Em artigo, advogada especialista em Direito Tributário analisa pontos da proposta de reforma que tramita no Congresso.

Mais simplificação e menos conflitos: os desafios da Reforma Tributária

Estados e Municípios querem a todo custo sua “fatia do bolo”. Ferozes e engajados em defender seu ponto de vista, não medem esforços para fazer valer sua parte tributária. No meio desse conflito, temos o contribuinte, sem saber a qual “Senhor” obedecer, ora sendo tributado pelo ICMS, ora sendo tributado pelo ISS.

Recentemente, foi possível observar o conflito federativo na tributação sobre operações de farmácias de manipulação. O Supremo Tribunal Federal, em 5 de agosto de 2020, resolveu, em sede de Repercussão geral,  fixar a Tese 379: “Incide ISS sobre as operações de venda de medicamentos preparados por farmácias de manipulação sob encomenda.

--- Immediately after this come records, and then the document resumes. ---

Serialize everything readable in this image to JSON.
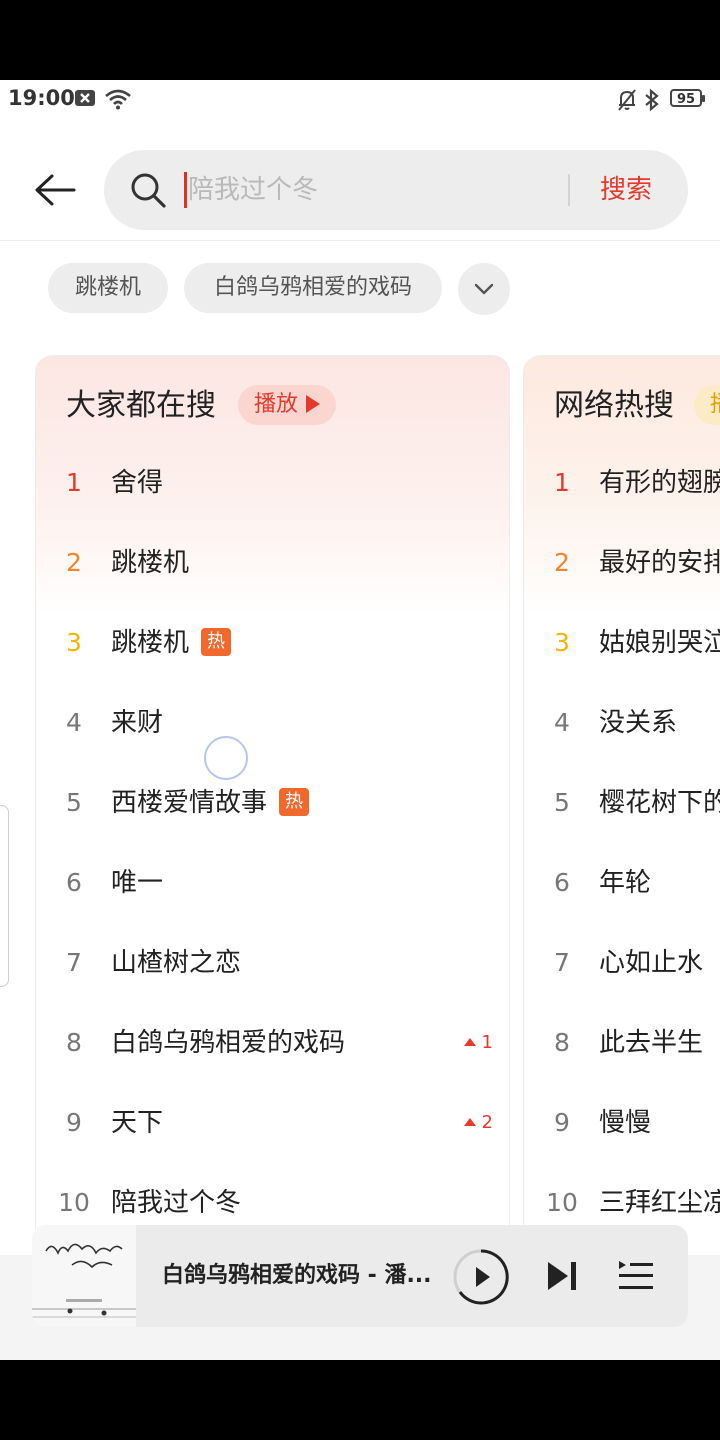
{
  "status_bar": {
    "time": "19:00",
    "battery": "95"
  },
  "search": {
    "placeholder": "陪我过个冬",
    "button_label": "搜索"
  },
  "history_chips": [
    "跳楼机",
    "白鸽乌鸦相爱的戏码"
  ],
  "cards": [
    {
      "title": "大家都在搜",
      "play_label": "播放",
      "items": [
        {
          "rank": "1",
          "name": "舍得"
        },
        {
          "rank": "2",
          "name": "跳楼机"
        },
        {
          "rank": "3",
          "name": "跳楼机",
          "badge": "热"
        },
        {
          "rank": "4",
          "name": "来财"
        },
        {
          "rank": "5",
          "name": "西楼爱情故事",
          "badge": "热"
        },
        {
          "rank": "6",
          "name": "唯一"
        },
        {
          "rank": "7",
          "name": "山楂树之恋"
        },
        {
          "rank": "8",
          "name": "白鸽乌鸦相爱的戏码",
          "trend": "1"
        },
        {
          "rank": "9",
          "name": "天下",
          "trend": "2"
        },
        {
          "rank": "10",
          "name": "陪我过个冬"
        }
      ]
    },
    {
      "title": "网络热搜",
      "play_label": "播",
      "items": [
        {
          "rank": "1",
          "name": "有形的翅膀"
        },
        {
          "rank": "2",
          "name": "最好的安排"
        },
        {
          "rank": "3",
          "name": "姑娘别哭泣"
        },
        {
          "rank": "4",
          "name": "没关系"
        },
        {
          "rank": "5",
          "name": "樱花树下的"
        },
        {
          "rank": "6",
          "name": "年轮"
        },
        {
          "rank": "7",
          "name": "心如止水"
        },
        {
          "rank": "8",
          "name": "此去半生"
        },
        {
          "rank": "9",
          "name": "慢慢"
        },
        {
          "rank": "10",
          "name": "三拜红尘凉"
        }
      ]
    }
  ],
  "player": {
    "title": "白鸽乌鸦相爱的戏码 - 潘..."
  },
  "colors": {
    "accent": "#e33a2c",
    "rank2": "#f0862c",
    "rank3": "#f4b400",
    "hot_badge": "#f0682c"
  }
}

Incide ICMS sobre as operações de venda de medicamentos por elas ofertados aos consumidores em prateleira“. 

E foi assim também nos casos que envolviam softwares, ocasião em que o Supremo Tribunal Federal, no RE nº 176.626/SP, decidiu que seria admissível a incidência do ICMS sobre “a circulação de cópias ou exemplares dos programas de computador produzidos em série e comercializados no varejo – como a do chamado ‘software de prateleira’ (off the shelf)”.

A exemplo destes, inúmeros outros casos precisarão ser solucionados pelo Supremo Tribunal Feral, mesmo que o ponto final só venha 10, 15, 20, 30 anos depois. Esse é o ambiente jurídico-tributário que vive o empresariado nacional. Insegurança é regra, segurança é a exceção.

Diante desse quadro um tanto quanto obscuro, suscita-se o questionamento: em que medida a Reforma Tributária poderá melhorar a salubridade do ambiente tributário? 

É bem verdade que, com o advento da tão sonhada Reforma Tributária, essa discussão seria inócua, com a criação de um imposto único. Havendo apenas um imposto, não haverá mais dúvida sobre o pagamento de ISS ou de ICMS. Será apenas uma divisão da arrecadação do imposto, que não interessa ao contribuinte, em princípio, e cada “Senhor” ficará com a sua parcela.  

Pois bem, tanto a PEC nº 45/2019 (Proposta da Câmara dos Deputados), quanto a PEC nº 110/2019 (Proposta do Senado Federal), compartilham um diagnóstico semelhante sobre os principais problemas do atual modelo fragmentado de tributação de bens e serviços do país, qual seja: a divisão da base de incidência entre diversos tributos (federais, estaduais e municipais) impede o funcionamento ótimo da tributação, criando um custo de cumprimento de obrigações acessórias extremamente elevado e com alta litigiosidade entre contribuintes e Fazenda Pública, bem como entre as próprias Fazendas Públicas. 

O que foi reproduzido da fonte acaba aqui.